Trainer Mark Casse said afterward that he didn’t consider it redemption at all, even though that would be an attractive angle considering his horse was also having a surprisingly good trip out of the No. 1 post in the Derby. That is, before he was knocked off stride by Maximum Security and fell back to finish seventh.
He called it relief, because War of Will could have been seriously injured on that sloppy track at Churchill Downs, but came out of the race healthy and ready to roll at Old Hilltop.
“Right after the Derby, I just felt — it’s hard to believe, but I felt joy and relief that he was OK,’’ Casse said, “and that we didn’t have the worst disaster in horse racing history.”
Casse had to wait to exhale again Saturday. He described Velazquez as “a dear friend of ours,” so he was worried this day might turn into a disaster that transcended the importance of his Preakness victory.

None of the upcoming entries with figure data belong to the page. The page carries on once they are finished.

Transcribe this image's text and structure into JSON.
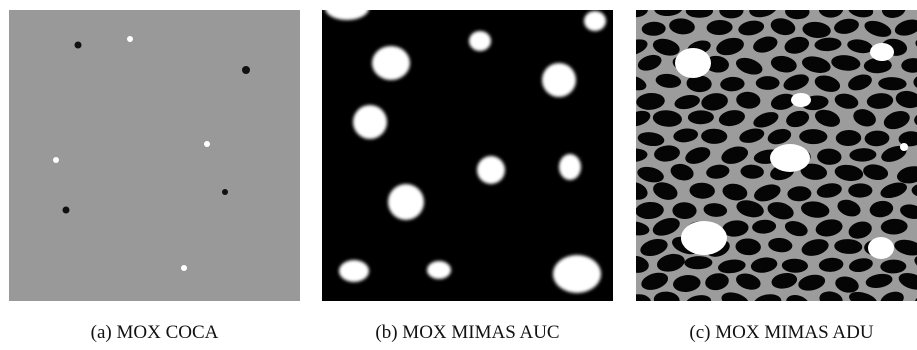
{
  "figure": {
    "panels": [
      {
        "id": "a",
        "caption": "(a)  MOX COCA",
        "background": "#999999",
        "dot_light": "#ffffff",
        "dot_dark": "#111111"
      },
      {
        "id": "b",
        "caption": "(b)  MOX MIMAS AUC",
        "background": "#000000",
        "blob_color": "#ffffff"
      },
      {
        "id": "c",
        "caption": "(c)  MOX MIMAS ADU",
        "background": "#9c9c9c",
        "grain_color": "#050505",
        "blob_color": "#ffffff"
      }
    ]
  }
}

Velazquez refused medical attention, so the celebration could begin in earnest for War of Will and his connections, and Preakness week could end on high note after all that happened to cast an ugly cloud over it.
The announced attendance of 131,256 should remind everyone just how important the race is to the city of Baltimore and the record handle of $99,852,653 showed that the Derby controversy might have enhanced the attractiveness of the event — at least to the people that bet on the 14 races.
So, all’s well that ends well, right?
The hand-wringing over the future of Pimlico and the Preakness is not going to end because the race had a happy ending and the weekend was profitable. That’s pretty much what happens every year, so all the infrastructure problems that dogged this Preakness week will just be added to the running narrative that the racetrack is in such disrepair that it isn’t salvageable.
The fatalistic view in Baltimore that the beloved race will soon be moved to Laurel Park remains alive and well. The rhetoric about that might’ve been more muted the past few days, but nothing has changed.
The Stronach Group still seems intent on uprooting the Preakness, perhaps as soon as 2021, and the city has filed a lawsuit to prevent that from happening.
The disagreement has been festering for a long time, but no one can dispute that the track has become all but uninhabitable. The water main break Tuesday nearly crippled the facility and the lingering plumbing problems Friday and Saturday made restroom access problematic for many grandstand fans.
It’s a pretty sad day when the outhouses on the infield are the most dependable plumbing in the place, and many fans suspect the owners of the track aren’t all that unhappy about it.
The track needs to be completely rebuilt, dramatically renovated or sold for commercial or residential development. That much is clear.
The question is whether the stakeholders on either side of this issue ever get serious about finding a solution that might work for both The Stronach Group and the city.
Chances are, we’ll still be asking about it at this time next year.